Ce que vous devez faire, et dans quel ordre
Action 1 : Cartographier votre bassin d'ici quinze jours
Identifiez les officines de votre bassin de vie dont le chiffre d'affaires est inférieur à 1,1 million d'euros : ce sont vos officines exposées. Croisez cette carte avec l'âge des titulaires (l'Observatoire PharmaPex publie des scores de succession croisés RPPS et FINESS pour plus de 16 000 officines). Une officine avec un titulaire de plus de 62 ans, un chiffre d'affaires inférieur à 1 million et aucun repreneur identifié présente, selon nos modèles, un risque de fermeture à horizon 18 à 36 mois. Savoir qu'elle existe vous permet d'anticiper, pas de subir. Vérifiez aussi si votre propre officine remplit les critères de l'aide conventionnelle de 20 000 euros de l'avenant 2 (seule pharmacie de la commune, chiffre d'affaires inférieur à 1 million HT, zone sous-dense en médecins) : le dossier se dépose auprès de votre CPAM, qui contacte par ailleurs directement les officines repérées comme éligibles.
Action 2 : Déployer ou compléter vos missions rémunérées avant l'été
La redistribution de chiffre d'affaires profite aux officines qui font davantage que délivrer. Vaccination, TROD angine et cystite, entretiens pharmaceutiques, OSyS : chaque mission déployée renforce votre surface de contact avec la patientèle orpheline des officines qui ferment. Et le rendement est désormais chiffré : les nouvelles missions et les honoraires ont rapporté en moyenne 11 000 euros de marge supplémentaire par officine en 2025 (CGP, via Revue Pharma, avril 2026). Le calendrier joue pour les officines équipées : l'avenant 2 ouvre explicitement la négociation sur l'extension des missions via OSyS, et la revoyure de juin-septembre va fixer les rémunérations des prochaines années. Une officine qui réalise déjà des TROD chaque semaine, qui vaccine au comptoir dans un réseau où près de 69 % des vaccinations sont désormais réalisées à l'officine, en progression de quatre points sur un an, et qui déploie les entretiens diabète, abordera cette séquence en position de force, pas en position d'attente.

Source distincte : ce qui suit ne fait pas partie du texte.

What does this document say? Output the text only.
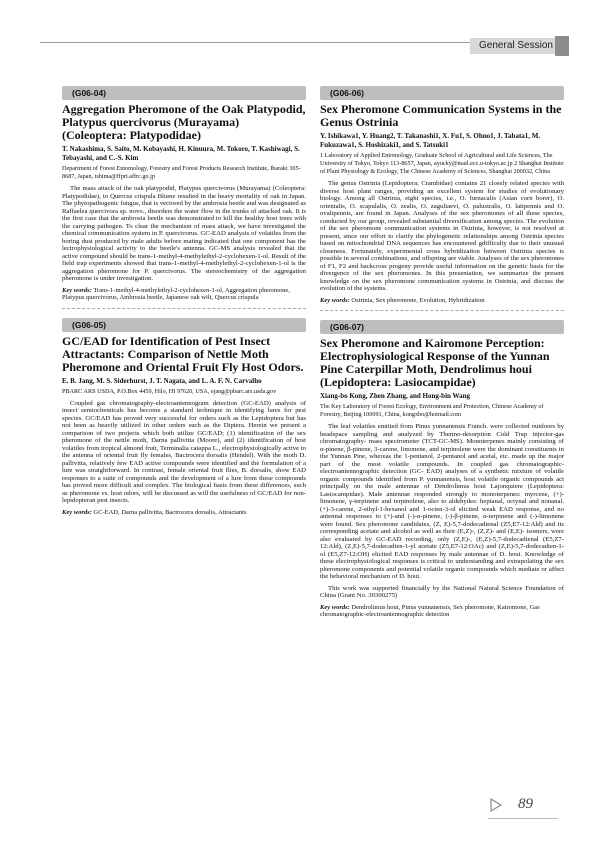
General Session
(G06-04)
Aggregation Pheromone of the Oak Platypodid, Platypus quercivorus (Murayama) (Coleoptera: Platypodidae)
T. Nakashima, S. Saito, M. Kobayashi, H. Kinuura, M. Tokoro, T. Kashiwagi, S. Tebayashi, and C.-S. Kim
Department of Forest Entomology, Forestry and Forest Products Research Institute, Ibaraki 305-8687, Japan, tshima@ffpri.affrc.go.jp
The mass attack of the oak platypodid, Platypus quercivorus (Murayama) (Coleoptera: Platypodidae), to Quercus crispula Blume resulted in the heavy mortality of oak in Japan. The phytopathogenic fungus, that is vectored by the ambrosia beetle and was designated as Raffaelea quercivora sp. novo., disorders the water flow in the trunks of attacked oak. It is the first case that the ambrosia beetle was demonstrated to kill the healthy host trees with the carrying pathogen. To clear the mechanism of mass attack, we have investigated the chemical communication system in P. quercivorus. GC-EAD analysis of volatiles from the boring dust produced by male adults before mating indicated that one component has the lectrophysiological activity to the beetle's antenna. GC-MS analysis revealed that the active compound should be trans-1-methyl-4-methylethyl-2-cyclohexen-1-ol. Result of the field trap experiments showed that trans-1-methyl-4-methylethyl-2-cyclohexen-1-ol is the aggregation pheromone for P. quercivorus. The stereochemistry of the aggregation pheromone is under investigation.
Key words: Trans-1-methyl-4-methylethyl-2-cyclohexen-1-ol, Aggregation pheromone, Platypus quercivorus, Ambrosia beetle, Japanese oak wilt, Quercus crispula
(G06-05)
GC/EAD for Identification of Pest Insect Attractants: Comparison of Nettle Moth Pheromone and Oriental Fruit Fly Host Odors.
E. B. Jang, M. S. Siderhurst, J. T. Nagata, and L. A. F. N. Carvalho
PBARC ARS USDA, P.O.Box 4459, Hilo, HI 97620, USA, ejang@pbarc.ars.usda.gov
Coupled gas chromatography-electroantennogram detection (GC-EAD) analysis of insect semiochemicals has become a standard technique in identifying lures for pest species. GC/EAD has proved very successful for orders such as the Lepidoptera but has not been as heavily utilized in other orders such as the Diptera. Herein we present a comparison of two projects which both utilize GC/EAD; (1) identification of the sex pheromone of the nettle moth, Darna pallivitta (Moore), and (2) identification of host volatiles from tropical almond fruit, Terminalia catappa L., electrophysiologically active to the antenna of oriental fruit fly females, Bactrocera dorsalis (Hendel). With the moth D. pallivitta, relatively few EAD active compounds were identified and the formulation of a lure was straightforward. In contrast, female oriental fruit flies, B. dorsalis, show EAD responses to a suite of compounds and the development of a lure from these compounds has proved more difficult and complex. The biological basis from these differences, such as pheromone vs. host odors, will be discussed as will the usefulness of GC/EAD for non-lepidopteran pest insects.
Key words: GC-EAD, Darna pallivitta, Bactrocera dorsalis, Attractants
(G06-06)
Sex Pheromone Communication Systems in the Genus Ostrinia
Y. Ishikawa1, Y. Huang2, T. Takanashi1, X. Fu1, S. Ohno1, J. Tabata1, M. Fukuzawa1, S. Hoshizaki1, and S. Tatsuki1
1 Laboratory of Applied Entomology, Graduate School of Agricultural and Life Sciences, The University of Tokyo, Tokyo 113-8657, Japan, ayucky@mail.ecc.u-tokyo.ac.jp 2 Shanghai Institute of Plant Physiology & Ecology, The Chinese Academy of Sciences, Shanghai 200032, China
The genus Ostrinia (Lepidoptera; Crambidae) contains 21 closely related species with diverse host plant ranges, providing an excellent system for studies of evolutionary biology. Among all Ostrinia, eight species, i.e., O. furnacalis (Asian corn borer), O. orientalis, O. scapulalis, O. zealis, O. zaguliaevi, O. palustralis, O. latipennis and O. ovalipennis, are found in Japan. Analyses of the sex pheromones of all these species, conducted by our group, revealed substantial diversification among species. The evolution of the sex pheromone communication systems in Ostrinia, however, is not resolved at present, since our effort to clarify the phylogenetic relationships among Ostrinia species based on mitochondrial DNA sequences has encountered gdifficulty due to their unusual closeness. Fortunately, experimental cross hybridization between Ostrinia species is possible in several combinations, and offspring are viable. Analyses of the sex pheromones of F1, F2 and backcross progeny provide useful information on the genetic basis for the divergence of the sex pheromones. In this presentation, we summarize the present knowledge on the sex pheromone communication systems in Ostrinia, and discuss the evolution of the systems.
Key words: Ostrinia, Sex pheromone, Evolution, Hybridization
(G06-07)
Sex Pheromone and Kairomone Perception: Electrophysiological Response of the Yunnan Pine Caterpillar Moth, Dendrolimus houi (Lepidoptera: Lasiocampidae)
Xiang-bo Kong, Zhen Zhang, and Hong-bin Wang
The Key Laboratory of Forest Ecology, Environment and Protection, Chinese Academy of Forestry, Beijing 100091, China, kongxbo@hotmail.com
The leaf volatiles emitted from Pinus yunnanensis Franch. were collected outdoors by headspace sampling and analyzed by Thermo-desorption Cold Trap injector-gas chromatography- mass spectrometer (TCT-GC-MS). Monoterpenes mainly consisting of α-pinene, β-pinene, 3-carene, limonene, and terpinolene were the dominant constituents in the Yunnan Pine, whereas the 1-pentanol, 2-pentanol and acetal, etc. made up the major part of the most volatile compounds. In coupled gas chromatographic-electroantennographic detection (GC- EAD) analyses of a synthetic mixture of volatile organic compounds identified from P. yunnanensis, host volatile organic compounds act principally on the male antennae of Dendrolimus houi Lajonquiere (Lepidoptera: Lasiocampidae). Male antennae responded strongly to monoterpenes: myrcene, (+)- limonene, γ-terpinene and terpinolene, also to aldehydes: heptanal, octynal and nonanal. (+)-3-carene, 2-ethyl-1-hexanol and 1-octen-3-ol elicited weak EAD response, and no antennal responses to (+)-and (-)-α-pinene, (-)-β-pinene, α-terpinene and (-)-limonene were found. Sex pheromone candidates, (Z, E)-5,7-dodecadienal (Z5,E7-12:Ald) and its corresponding acetate and alcohol as well as their (E,Z)-, (Z,Z)- and (E,E)- isomers, were also evaluated by GC-EAD recording, only (Z,E)-, (E,Z)-5,7-dodecadienal (E5,Z7-12:Ald), (Z,E)-5,7-dodecadien-1-yl acetate (Z5,E7-12:OAc) and (Z,E)-5,7-dodecadien-1-ol (E5,Z7-12:OH) elicited EAD responses by male antennae of D. houi. Knowledge of these electrophysiological responses is critical to understanding and extrapolating the sex pheromone components and potential volatile organic compounds which mediate or affect the behavioral mechanism of D. houi.
This work was supported financially by the National Natural Science Foundation of China (Grant No. 30300275)
Key words: Dendrolimus houi, Pinus yunnanensis, Sex pheromone, Kairomone, Gas chromatographic-electroantennographic detection
89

Action 3 : Surveiller deux indicateurs chaque mois
Premier indicateur : votre trésorerie à 90 jours. La marge brute s'est érodée à 28,3 % du chiffre d'affaires en 2024 (CGP) et, malgré le rattrapage de l'EBE en 2025, la trésorerie des officines flanche (Le Moniteur des Pharmacies, juin 2026). Un découvert récurrent est un signal d'alerte, pas un aléa de gestion. Second indicateur : les fermetures dans un rayon de 15 kilomètres autour de votre officine. Chaque fermeture sèche représente potentiellement un flux de patientèle disponible. L'officine la mieux préparée, la plus visible localement et la plus dotée en missions sera capteur. PharmaPex publie les scores de succession officine par officine et met à jour les fermetures en continu : c'est le tableau de bord territorial que presque aucun titulaire n'a encore activé.